# G9972 Up And Running Again



## Whyemier (Feb 1, 2015)

Stripped some gears in the apron on the G9972 (no Z).  Due to my own stupidity ( that always seems to follow me around). This was one of the gear/shafts 





Hard to see from these photos but four teeth sheared right off. That was the major problem. 

There was another gear with two teeth 'laid over'.  I was able to straighten them and file a bit and make it work since this gear is not readily available at this time.  Just hope it holds until this gear once again is available. Or I decide I've waited too long and machine one myself.

I also had to machine a new feed gear handle.  I made it larger than the original, for more leverage, and straight knurled it for a better grip. 





So I'm machining again, we'll see for how long.


----------



## tmarks11 (Feb 2, 2015)

Crash it (tool post into the chuck)?

Happens to the best of us, and better to do it on a smaller lathe like this than something big and expensive.


----------



## Whyemier (Feb 3, 2015)

tmarks11 said:


> Crash it (tool post into the chuck)?
> 
> Happens to the best of us, and better to do it on a smaller lathe like this than something big and expensive.



Close.  The Carriage into the TailStock.  Lost focus when the wife was asking when I wanted dinner and got bit. 

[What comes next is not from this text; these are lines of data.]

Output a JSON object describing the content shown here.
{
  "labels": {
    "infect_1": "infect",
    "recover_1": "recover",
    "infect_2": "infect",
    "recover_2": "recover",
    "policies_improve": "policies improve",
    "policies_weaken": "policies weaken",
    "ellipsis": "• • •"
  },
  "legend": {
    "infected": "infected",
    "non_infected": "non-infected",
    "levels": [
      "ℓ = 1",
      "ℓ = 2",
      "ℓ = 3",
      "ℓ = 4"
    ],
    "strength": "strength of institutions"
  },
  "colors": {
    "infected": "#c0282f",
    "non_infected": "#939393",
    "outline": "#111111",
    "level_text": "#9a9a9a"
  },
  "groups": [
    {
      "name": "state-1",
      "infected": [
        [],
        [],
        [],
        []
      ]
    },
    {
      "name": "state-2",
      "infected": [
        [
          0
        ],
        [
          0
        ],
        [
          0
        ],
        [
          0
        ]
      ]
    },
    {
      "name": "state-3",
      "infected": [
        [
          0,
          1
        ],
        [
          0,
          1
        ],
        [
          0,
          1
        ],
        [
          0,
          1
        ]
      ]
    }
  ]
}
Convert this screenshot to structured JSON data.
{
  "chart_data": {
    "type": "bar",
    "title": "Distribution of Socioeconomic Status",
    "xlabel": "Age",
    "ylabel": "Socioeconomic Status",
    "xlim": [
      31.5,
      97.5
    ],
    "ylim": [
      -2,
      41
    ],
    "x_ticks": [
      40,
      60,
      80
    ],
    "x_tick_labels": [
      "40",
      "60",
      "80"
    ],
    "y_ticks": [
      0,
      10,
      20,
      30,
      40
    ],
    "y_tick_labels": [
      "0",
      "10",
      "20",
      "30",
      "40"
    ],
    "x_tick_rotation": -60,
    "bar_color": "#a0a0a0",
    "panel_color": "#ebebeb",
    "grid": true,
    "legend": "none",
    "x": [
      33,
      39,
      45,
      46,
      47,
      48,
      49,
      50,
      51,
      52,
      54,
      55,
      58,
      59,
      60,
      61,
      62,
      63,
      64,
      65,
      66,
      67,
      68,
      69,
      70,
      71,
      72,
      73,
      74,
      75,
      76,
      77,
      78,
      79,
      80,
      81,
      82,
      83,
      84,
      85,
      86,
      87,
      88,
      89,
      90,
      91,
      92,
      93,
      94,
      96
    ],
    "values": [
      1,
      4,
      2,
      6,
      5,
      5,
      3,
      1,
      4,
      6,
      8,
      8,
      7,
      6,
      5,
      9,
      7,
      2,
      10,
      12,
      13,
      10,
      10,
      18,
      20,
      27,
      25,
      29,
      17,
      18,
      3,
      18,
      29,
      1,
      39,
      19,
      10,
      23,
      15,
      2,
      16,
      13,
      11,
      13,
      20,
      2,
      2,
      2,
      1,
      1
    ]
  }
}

All turned out well though and the world is good once again.


----------



## tmarks11 (Feb 3, 2015)

Whyemier said:


> Close.  The Carriage into the TailStock.  Lost focus when the wife was asking when I wanted dinner and got bit.
> 
> All turned out well though and the world is good once again.


backwards crash.


Much less painful, as it doesn't cut a chunk out of your cross slide.


----------